Ich würde vermuten, oder hoffe zumindest, dass die meisten Menschen das ähnlich handhaben wie ich. Dass also die subjektiv empfundene Glaubwürdigkeit zunimmt je mehr Opfer sich melden.

Auftritt Katholische Kirche

Kehren wir noch einmal zurück zur Religion, diesmal dem katholischen Christentum. Über die letzten Jahre, beinahe Jahrzehnte gab es immer wieder Vorwürfe wegen systematischen Kindesmissbrauchs in der katholischen Kirche. Im Gegensatz zu dem Rammstein-Skandal waren dort aber nicht junge Frauen die Opfer, sondern Kinder, häufig Jungen, die als Messdiener oder Chorsänger tätig waren. In den meisten dieser Fälle haben die Opfer als Erwachsene ihr Schweigen gebrochen und die zum Teil Jahrzehnte zurückliegenden Fälle öffentlich gemacht. Es liegt in der Natur der Sache, dass sie ihre Vorwürfe nicht beweisen konnten. Die Vorwürfe waren schockierend, die Taten teilweise verjährt, die Beschuldigten erfolgten teilweise in öffentlichen Zeitungsartikeln. (Disclaimer: Ich habe es nicht minutiös verfolgt, weil ich mit allen Monotheismen spinnefeind bin, ob sie nun Kinder oder Frauen vergewaltigen.)

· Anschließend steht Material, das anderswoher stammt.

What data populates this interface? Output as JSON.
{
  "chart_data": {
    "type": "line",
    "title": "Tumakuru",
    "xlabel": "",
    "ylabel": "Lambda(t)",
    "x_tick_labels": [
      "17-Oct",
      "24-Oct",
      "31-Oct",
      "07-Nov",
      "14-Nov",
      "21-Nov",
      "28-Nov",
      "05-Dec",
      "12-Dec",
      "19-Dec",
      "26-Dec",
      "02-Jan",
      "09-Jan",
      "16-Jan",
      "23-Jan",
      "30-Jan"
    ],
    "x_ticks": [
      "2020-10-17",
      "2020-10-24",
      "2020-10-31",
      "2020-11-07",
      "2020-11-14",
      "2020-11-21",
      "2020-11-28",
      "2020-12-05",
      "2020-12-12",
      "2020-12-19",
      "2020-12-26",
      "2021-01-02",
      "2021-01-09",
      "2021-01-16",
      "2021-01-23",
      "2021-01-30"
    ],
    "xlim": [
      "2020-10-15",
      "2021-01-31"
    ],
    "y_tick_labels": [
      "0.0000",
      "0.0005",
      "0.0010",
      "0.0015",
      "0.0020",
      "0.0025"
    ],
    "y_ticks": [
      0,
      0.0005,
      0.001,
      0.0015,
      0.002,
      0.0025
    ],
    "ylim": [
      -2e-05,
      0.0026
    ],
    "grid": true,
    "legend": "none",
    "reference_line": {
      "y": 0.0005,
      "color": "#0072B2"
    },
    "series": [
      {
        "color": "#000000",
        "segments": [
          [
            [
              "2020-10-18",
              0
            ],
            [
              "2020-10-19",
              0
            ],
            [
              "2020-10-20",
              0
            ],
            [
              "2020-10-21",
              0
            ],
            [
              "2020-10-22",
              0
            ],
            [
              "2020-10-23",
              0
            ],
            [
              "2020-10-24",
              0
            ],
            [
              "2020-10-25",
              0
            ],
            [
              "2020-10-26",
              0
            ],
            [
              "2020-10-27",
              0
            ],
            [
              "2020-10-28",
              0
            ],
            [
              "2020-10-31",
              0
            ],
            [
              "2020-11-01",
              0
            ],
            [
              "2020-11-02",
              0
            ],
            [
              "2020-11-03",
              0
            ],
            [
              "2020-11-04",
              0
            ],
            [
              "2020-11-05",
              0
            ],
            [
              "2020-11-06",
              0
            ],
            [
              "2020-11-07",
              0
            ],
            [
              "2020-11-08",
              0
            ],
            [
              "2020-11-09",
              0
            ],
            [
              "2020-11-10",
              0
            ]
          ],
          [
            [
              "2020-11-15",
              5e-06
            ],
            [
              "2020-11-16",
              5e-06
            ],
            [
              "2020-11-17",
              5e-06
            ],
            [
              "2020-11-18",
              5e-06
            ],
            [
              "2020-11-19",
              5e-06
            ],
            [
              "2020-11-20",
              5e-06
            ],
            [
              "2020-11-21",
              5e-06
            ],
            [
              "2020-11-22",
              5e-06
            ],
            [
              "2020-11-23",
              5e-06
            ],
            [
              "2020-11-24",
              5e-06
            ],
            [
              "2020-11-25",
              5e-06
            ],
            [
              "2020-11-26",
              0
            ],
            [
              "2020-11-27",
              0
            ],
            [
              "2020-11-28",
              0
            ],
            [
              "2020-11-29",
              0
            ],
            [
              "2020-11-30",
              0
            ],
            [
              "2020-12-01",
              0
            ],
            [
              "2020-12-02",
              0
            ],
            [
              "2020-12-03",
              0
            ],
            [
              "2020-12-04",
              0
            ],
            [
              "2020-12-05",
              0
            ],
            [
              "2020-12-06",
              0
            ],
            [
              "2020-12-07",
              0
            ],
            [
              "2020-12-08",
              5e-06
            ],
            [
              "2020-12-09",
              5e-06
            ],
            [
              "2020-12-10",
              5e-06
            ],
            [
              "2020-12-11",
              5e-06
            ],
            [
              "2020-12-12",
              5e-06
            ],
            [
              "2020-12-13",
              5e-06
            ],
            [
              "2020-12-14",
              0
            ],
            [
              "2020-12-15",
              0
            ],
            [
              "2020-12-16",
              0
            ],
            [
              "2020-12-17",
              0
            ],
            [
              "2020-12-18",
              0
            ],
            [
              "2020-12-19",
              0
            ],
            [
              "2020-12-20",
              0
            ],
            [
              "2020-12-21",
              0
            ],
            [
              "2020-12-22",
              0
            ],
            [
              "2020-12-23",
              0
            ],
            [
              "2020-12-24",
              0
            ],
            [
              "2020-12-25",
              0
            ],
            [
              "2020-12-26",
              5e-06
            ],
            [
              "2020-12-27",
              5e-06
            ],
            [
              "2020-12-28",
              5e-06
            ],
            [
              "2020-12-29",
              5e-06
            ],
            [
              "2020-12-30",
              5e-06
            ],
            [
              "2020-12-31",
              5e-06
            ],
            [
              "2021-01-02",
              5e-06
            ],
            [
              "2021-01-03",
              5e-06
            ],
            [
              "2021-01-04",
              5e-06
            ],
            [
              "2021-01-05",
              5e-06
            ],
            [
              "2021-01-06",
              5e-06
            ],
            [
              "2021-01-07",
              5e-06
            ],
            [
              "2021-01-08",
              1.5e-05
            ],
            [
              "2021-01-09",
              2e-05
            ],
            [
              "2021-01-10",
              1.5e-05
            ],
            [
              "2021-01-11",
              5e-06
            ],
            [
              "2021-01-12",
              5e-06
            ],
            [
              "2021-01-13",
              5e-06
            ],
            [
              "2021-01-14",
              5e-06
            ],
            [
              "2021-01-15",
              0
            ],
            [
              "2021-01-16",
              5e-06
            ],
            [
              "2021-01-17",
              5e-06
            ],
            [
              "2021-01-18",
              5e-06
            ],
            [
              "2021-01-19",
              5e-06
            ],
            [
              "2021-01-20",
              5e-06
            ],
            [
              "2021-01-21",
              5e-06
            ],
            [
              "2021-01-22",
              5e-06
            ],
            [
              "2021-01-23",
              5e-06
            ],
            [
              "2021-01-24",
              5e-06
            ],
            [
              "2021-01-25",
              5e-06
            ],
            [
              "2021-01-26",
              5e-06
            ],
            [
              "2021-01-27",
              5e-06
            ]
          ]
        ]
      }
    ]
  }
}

Vorhaltungen, wie sie weibliche Opfer in vergleichbaren Situationen zu hören bekommen - "Warum hast Du nicht früher etwas gesagt? Kann ja so schlimm nicht gewesen sein!" - gab es kaum. Zu recht gab es sie kaum, denn Opfer sexueller Gewalt müssen Raum bekommen, frei und ohne Angst zu sprechen. Es geht mir nicht darum, hier den einen Missbrauch gegen den anderen aufzuwiegen - das geht auch gar nicht, weil bei Rammstein noch zu viel im Unklaren liegt. Mir geht es nicht um die vorgeworfenen Taten, sondern um die Reaktionen.

Auch wenn sich wegen der seit den Übergriffen vergangenen Zeit kaum direkte Beweise finden ließen, hat doch die schiere Menge an Berichten über systematischen Missbrauch in der katholischen Kirche zu einer Erschütterung des öffentlichen Vertrauens geführt. An der Aufarbeitung der Verbrechen verschluckt sich die Kirche bis heute und verliert dadurch täglich Mitglieder. Und das erscheint mir auch die richtige öffentliche Antwort zu sein: 1. Neutral bleiben, weiter verfolgen, 2. bei wachsender Anzahl Betroffener Position beziehen, 3. Täter/n Vertrauen entziehen.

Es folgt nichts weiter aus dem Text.